As some government entities get started with big data projects, many public sector chief information officers find themselves fighting the perception that big data is just a passing fad in the technology world, according to a new report.
Released Feb. 9 by the IBM Center for the Business of Government, the report found federal, state and local CIOs have to tread lightly when discussing big data efforts and even avoid using the term because of negative connotations.
“Big data is a poorly defined term that has caused much angst,” said one respondent in the study. “The few [managers] that do have some views on it have been put off due to privacy concerns because of the National Security Agency’s surveillance program.”
Despite the pushback, CIOs did not recommend IT departments as owners of big data projects. They instead supported the idea that senior management is necessary for success, as big data projects involve multiple departments and agencies. CIOs also said it is important for someone in management to have their back and champion projects because projects tend to turn political.
All of the CIOs interviewed are now dealing with structured data, according to the report. None have explored managing unstructured data, and very few are actually managing large data sets currently.
The big data projects some CIOs are investing time into are focused on finding ways to streamline and re-engineer their business processes through investments in data management to bring attention to the topic.
“A focus exclusively on data issues will not get people to care, but if you can get their attention of process improvement and innovation for organizational value, then they do care,” one CIO said in the study.

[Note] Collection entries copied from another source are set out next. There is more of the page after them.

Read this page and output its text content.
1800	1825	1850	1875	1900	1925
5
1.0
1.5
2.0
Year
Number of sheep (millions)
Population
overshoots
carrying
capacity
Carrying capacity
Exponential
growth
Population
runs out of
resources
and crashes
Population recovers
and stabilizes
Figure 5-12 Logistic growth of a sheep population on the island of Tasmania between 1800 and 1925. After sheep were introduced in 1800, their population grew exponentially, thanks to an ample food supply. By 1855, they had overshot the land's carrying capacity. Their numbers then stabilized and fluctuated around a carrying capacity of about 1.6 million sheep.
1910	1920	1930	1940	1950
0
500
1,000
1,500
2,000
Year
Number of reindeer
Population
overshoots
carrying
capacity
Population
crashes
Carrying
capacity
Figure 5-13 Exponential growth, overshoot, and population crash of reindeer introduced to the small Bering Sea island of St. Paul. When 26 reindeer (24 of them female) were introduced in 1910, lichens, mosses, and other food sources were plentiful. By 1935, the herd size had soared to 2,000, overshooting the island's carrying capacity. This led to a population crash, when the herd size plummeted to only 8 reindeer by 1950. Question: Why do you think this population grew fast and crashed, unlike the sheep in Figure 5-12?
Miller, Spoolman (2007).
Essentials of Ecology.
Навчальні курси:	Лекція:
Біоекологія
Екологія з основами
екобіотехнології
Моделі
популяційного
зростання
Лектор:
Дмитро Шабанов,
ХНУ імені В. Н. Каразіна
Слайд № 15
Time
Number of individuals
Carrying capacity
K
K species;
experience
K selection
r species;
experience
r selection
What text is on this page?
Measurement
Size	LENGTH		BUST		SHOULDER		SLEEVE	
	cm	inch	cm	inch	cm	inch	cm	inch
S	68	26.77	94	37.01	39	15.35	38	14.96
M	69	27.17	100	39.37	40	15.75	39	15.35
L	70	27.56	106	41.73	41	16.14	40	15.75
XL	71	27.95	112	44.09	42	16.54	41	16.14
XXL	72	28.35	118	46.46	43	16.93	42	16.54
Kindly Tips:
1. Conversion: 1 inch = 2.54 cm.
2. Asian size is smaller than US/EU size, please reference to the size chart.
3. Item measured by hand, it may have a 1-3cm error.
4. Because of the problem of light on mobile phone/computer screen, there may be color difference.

Furthermore, CIOs do not expect significant IT investments during the first few years of their big data programs. A total of 80 percent of the CIOs interviewed said they would not need to make big investments in their hardware or software for big data programs.
Though CIOs do not need an investment for their projects, they are reporting a need to increase their human capital. CIOs reported losing staff to early retirement or to private sector jobs. The inability to send staff to training has hampered big data skills.
“I do not have a single staff member who knows how to run simple regressions … our staff has not played around with [Microsoft] Excel in any serious way,” according to one CIO in the study.
In face of the challenges, the study found CIOs are becoming champions for analytics and data-driven decision-making in their organizations. Though it is not a role they thought they would have been in, they are becoming more comfortable in the position.